If competition is the foundation of the Office of Management and Budget’s Financial Management Line of Business Consolidation initiative, the administration’s migration planning guidance will be the blueprint agencies need to really understand how to assemble it.
OMB later this month will release the guidance, accept public comment for about three weeks, and finalize it by the end of June, according to Mary Mitchell, the General Services Administration’s deputy associate administrator for e-government and technology. GSA is the FMLOB managing agency.
“We do view that this migration planning guidance is a living document, so ... we will republish as we gain experience,” she said.
The guidance includes an updated due diligence checklist, a service level agreement template, and information on compliance and accountability. It also will contain sample draft RFP language that is not part of the current guidance to assist agencies as they put out requests for proposals to the public and private sector, Mitchell said.
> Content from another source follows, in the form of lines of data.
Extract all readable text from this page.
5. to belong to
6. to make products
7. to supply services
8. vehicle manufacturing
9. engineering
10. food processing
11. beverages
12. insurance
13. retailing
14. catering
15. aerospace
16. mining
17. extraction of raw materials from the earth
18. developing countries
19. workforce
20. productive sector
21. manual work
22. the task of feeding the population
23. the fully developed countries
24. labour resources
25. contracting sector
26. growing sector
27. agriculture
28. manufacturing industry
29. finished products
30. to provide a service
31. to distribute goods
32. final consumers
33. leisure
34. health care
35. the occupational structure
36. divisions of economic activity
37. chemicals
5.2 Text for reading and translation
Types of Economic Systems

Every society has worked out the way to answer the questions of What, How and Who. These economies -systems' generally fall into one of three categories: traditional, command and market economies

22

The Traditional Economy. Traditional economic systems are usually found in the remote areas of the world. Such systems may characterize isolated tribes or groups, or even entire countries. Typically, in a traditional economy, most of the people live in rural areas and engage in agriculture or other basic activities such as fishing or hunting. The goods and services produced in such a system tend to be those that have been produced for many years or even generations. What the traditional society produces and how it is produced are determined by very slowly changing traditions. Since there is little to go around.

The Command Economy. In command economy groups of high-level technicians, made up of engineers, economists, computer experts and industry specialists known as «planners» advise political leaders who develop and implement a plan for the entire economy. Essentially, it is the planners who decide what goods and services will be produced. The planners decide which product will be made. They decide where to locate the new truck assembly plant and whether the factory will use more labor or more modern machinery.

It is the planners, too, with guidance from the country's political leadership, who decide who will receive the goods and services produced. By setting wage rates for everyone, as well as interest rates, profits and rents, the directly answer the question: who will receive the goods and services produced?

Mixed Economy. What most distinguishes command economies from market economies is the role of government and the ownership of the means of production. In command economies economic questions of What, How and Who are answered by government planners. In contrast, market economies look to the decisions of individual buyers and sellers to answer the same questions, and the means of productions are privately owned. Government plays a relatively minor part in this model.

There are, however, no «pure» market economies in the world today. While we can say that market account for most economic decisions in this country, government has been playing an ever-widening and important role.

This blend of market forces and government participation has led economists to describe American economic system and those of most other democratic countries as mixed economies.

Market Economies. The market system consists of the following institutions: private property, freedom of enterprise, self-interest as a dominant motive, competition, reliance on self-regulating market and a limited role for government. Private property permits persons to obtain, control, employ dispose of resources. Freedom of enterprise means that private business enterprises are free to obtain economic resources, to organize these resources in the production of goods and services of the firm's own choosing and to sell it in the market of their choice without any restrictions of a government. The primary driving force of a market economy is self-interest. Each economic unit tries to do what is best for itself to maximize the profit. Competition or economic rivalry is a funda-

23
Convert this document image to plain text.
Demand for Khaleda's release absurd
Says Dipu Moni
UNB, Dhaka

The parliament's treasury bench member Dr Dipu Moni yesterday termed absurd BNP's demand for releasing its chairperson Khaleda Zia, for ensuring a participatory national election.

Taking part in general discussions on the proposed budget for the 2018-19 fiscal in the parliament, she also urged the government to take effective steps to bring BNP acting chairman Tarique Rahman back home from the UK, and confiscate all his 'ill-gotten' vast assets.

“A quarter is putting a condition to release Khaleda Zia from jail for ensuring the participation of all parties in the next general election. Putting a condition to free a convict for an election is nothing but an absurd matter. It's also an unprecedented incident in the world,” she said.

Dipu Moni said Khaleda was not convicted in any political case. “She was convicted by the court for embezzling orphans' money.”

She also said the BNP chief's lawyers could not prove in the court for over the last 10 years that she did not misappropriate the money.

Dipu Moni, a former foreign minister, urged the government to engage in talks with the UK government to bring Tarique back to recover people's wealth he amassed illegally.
OMB has already sought comments from agencies and 12 vendors on at least parts of the draft and has been meeting with selected vendors over the past month to gain a better understanding of how competition would work.
“It (the migration planning guidance) applies to what the federal agency must comply with when acquiring support from a shared-services provider. OMB will work with each agency to ensure that it complies with the framework,” an OMB spokesman said.
OMB is shaping the initiative to encourage agencies to provide more transparency and standardization in financial management.